History of Griffith Park
After successfully investing in mining, Griffith J. Griffith purchased Rancho Los Feliz (near the Los Angeles River) in 1882 and started an ostrich farm there. Although ostrich feathers were commonly used in making women’s hats in the late-19th century, Griffith’s purpose was primarily to lure residents of Los Angeles to his nearby property developments, which supposedly were haunted by the ghost of Antonio Feliz (a previous owner of the property).
After the property rush peaked, Griffith donated 3,015 acres (1,220 ha) to the city of Los Angeles on December 16, 1896.In 1912, Griffith designated 100 acres (40 ha) of the park, at its northeast corner along the Los Angeles River, be used to “do something to further aviation”. The Griffith Park Aerodrome was the result. Aviation pioneers such as Glenn L. Martin and Silas Christoffersen used it, and the aerodrome passed to the National Guard Air Service. Air operations continued on a 2,000-foot (600 m)-long runway until 1939, when it was closed, partly due to danger from interference with the approaches to Grand Central Airport across the river in Glendale, and because the City Planning commission complained that a military airport violated the terms of Griffith’s deed.
Griffith set up a trust fund for the improvements he envisioned, and after his death in 1919 the city began to build what Griffith had wanted. The amphitheater, called the Greek Theatre, was completed in 1930, and Griffith Observatory was finished in 1935. Subsequent to Griffith’s original gift further donations of land, city purchases, and the reversion of land from private to public have expanded the Park to its present size.
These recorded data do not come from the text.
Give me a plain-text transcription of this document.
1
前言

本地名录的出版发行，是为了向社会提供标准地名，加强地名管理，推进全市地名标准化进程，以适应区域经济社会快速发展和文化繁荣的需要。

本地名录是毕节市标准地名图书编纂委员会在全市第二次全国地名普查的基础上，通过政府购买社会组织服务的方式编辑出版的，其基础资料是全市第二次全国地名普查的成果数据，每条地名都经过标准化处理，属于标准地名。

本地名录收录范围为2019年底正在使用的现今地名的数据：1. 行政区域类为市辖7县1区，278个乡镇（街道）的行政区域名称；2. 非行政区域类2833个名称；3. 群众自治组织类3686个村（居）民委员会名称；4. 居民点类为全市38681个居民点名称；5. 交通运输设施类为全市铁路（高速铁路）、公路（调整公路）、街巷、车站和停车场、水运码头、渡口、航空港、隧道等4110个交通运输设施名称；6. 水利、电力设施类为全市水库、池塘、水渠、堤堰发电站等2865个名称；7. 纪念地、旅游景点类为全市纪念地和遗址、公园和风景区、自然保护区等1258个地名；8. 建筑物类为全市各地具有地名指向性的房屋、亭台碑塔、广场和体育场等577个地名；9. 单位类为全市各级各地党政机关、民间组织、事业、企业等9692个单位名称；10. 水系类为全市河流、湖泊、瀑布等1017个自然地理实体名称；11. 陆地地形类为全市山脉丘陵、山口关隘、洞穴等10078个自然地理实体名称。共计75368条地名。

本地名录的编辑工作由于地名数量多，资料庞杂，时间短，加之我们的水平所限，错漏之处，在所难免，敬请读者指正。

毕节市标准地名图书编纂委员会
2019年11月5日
Griffith Park is a large municipal park at the eastern end of the Santa Monica Mountains, in the Los Feliz neighborhood of Los Angeles, California. The park covers 4,310 acres (1,740 ha) of land, making it one of the largest urban parks in North America. It is the second-largest city park in California, after Mission Trails Preserve in San Diego, and the 11th largest municipally-owned park in the United States. It has also been referred to as the Central Park of Los Angeles but is much larger, more untamed, and rugged than its New York City counterpart.